LANSING — New research unveiled Wednesday by Connect Michigan shows that the broadband availability gap in Michigan is shrinking, with 95.39 percent of Michigan residents now having access to fixed broadband speeds of 3 megabits per second download and 768,000 bits per second upload, compared to 93.5 percent last October.
Nonprofit Connect Michigan has been working since 2009 to ensure that Michigan residents have access to the economic, educational, and quality of life benefits derived from increased broadband access, adoption, and use. Part of that work includes maintaining detailed analysis of broadband availability across the state to support broadband planning efforts. Through its Connected program, Connect Michigan is currently working across nine regions to support comprehensive community broadband planning efforts and provide technical assistance.
Among the findings of the new broadband availability research are:
* 92.33 percent of Michigan households can access broadband at advertised speeds of 6 Mbps download/1.5 Mbps upload (excluding mobile and satellite services).
* 91.85 percent of Michigan households can access broadband at speeds of at least 10 Mbps download/1.5 Mbps upload (excluding mobile and satellite services).
* 96.99 percent of rural households in Michigan have access to broadband, representing an increase of approximately 50,000 additional rural households gaining access to fixed broadband service since October 2011.
* 83.01 percent of Michigan households have access to broadband speeds of at least 25 Mbps download.
* Broadband at the basic 768 Kbps/200 Kbps tier is available to 98.21 percent of Michigan households, up from 96.8 percent last October (excluding mobile and satellite services).
* 92.41 percent of Michigan households have the ability to choose broadband service from two or more non-mobile broadband providers.

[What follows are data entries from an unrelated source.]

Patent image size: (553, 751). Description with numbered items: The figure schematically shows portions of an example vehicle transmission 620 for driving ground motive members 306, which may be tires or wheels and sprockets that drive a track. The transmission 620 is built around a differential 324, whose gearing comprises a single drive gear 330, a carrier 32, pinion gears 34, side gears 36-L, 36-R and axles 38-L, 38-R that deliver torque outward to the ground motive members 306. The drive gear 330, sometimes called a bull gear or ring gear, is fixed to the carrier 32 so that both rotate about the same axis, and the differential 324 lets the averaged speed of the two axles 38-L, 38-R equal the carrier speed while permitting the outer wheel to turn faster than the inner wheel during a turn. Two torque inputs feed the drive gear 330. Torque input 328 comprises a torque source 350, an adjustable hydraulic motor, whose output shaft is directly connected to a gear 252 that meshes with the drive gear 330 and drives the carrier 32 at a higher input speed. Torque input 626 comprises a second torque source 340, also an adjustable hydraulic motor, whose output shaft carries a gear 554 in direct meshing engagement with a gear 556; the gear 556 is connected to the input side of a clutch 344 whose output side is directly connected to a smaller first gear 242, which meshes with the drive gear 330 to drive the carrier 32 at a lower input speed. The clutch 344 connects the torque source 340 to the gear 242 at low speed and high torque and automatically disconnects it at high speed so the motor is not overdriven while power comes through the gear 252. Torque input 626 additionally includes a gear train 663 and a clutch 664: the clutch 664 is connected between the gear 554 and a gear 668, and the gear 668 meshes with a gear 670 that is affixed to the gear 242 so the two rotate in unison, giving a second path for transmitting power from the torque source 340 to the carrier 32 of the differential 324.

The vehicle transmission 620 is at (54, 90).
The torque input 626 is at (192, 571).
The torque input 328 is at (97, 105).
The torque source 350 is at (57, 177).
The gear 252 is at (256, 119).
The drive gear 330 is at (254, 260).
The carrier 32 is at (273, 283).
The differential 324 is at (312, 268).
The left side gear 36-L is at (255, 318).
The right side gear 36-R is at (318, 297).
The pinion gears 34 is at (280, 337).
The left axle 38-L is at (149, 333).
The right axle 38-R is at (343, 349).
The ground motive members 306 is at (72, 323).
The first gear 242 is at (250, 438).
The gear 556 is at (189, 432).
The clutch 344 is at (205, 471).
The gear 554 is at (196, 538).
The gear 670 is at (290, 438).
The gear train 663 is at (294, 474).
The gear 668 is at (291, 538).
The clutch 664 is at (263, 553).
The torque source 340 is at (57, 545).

Michigan has seen a dramatic increase in the availability of broadband at download speeds of 25 Mbps or faster. Increased demand for bandwidth and desire to access more robust online applications by Michigan residents and businesses have led Michigan’s broadband providers to invest in significant infrastructure improvements.
“We are encouraged that the efforts to bridge the broadband access gap are showing clear results,” said Eric Frederick, state program manager for Connect Michigan. “Connect Michigan is working with communities and broadband providers to continue to bring the empowering technology of broadband to the approximately 178,528 Michigan households that remain underserved.”
Last month, Connect Michigan released an innovative new broadband mapping tool called My ConnectView offering unmatched views of Michigan’s technology landscape. Residents and businesses are encouraged to use the interactive map to find area providers and help validate the data. To report that broadband is not available consumers can fill out a broadband inquiry.
Connect Michigan’s research was conducted as part of the State Broadband Initiative grant program for Michigan, funded by the National Telecommunications and Information Administration. The data were gathered in accordance with the requirements of the NTIA. The process begins by contacting all known providers in the state and providing information about the broadband mapping project. Information on broadband service areas is collected from each provider through voluntary participation and is subject to confidentiality protections. Connected Nation strives to maintain a flexible mapping process to be able to collect data from providers in a variety of formats based on providers’ technical capabilities and resources.
As the designated entity for broadband mapping and planning in the state of Michigan, Connect Michigan is a public-private partnership between the Michigan Public Service Commission and Connected Nation to work with local governments, businesses, and citizens in the goal of increasing broadband service in the state’s underserved areas.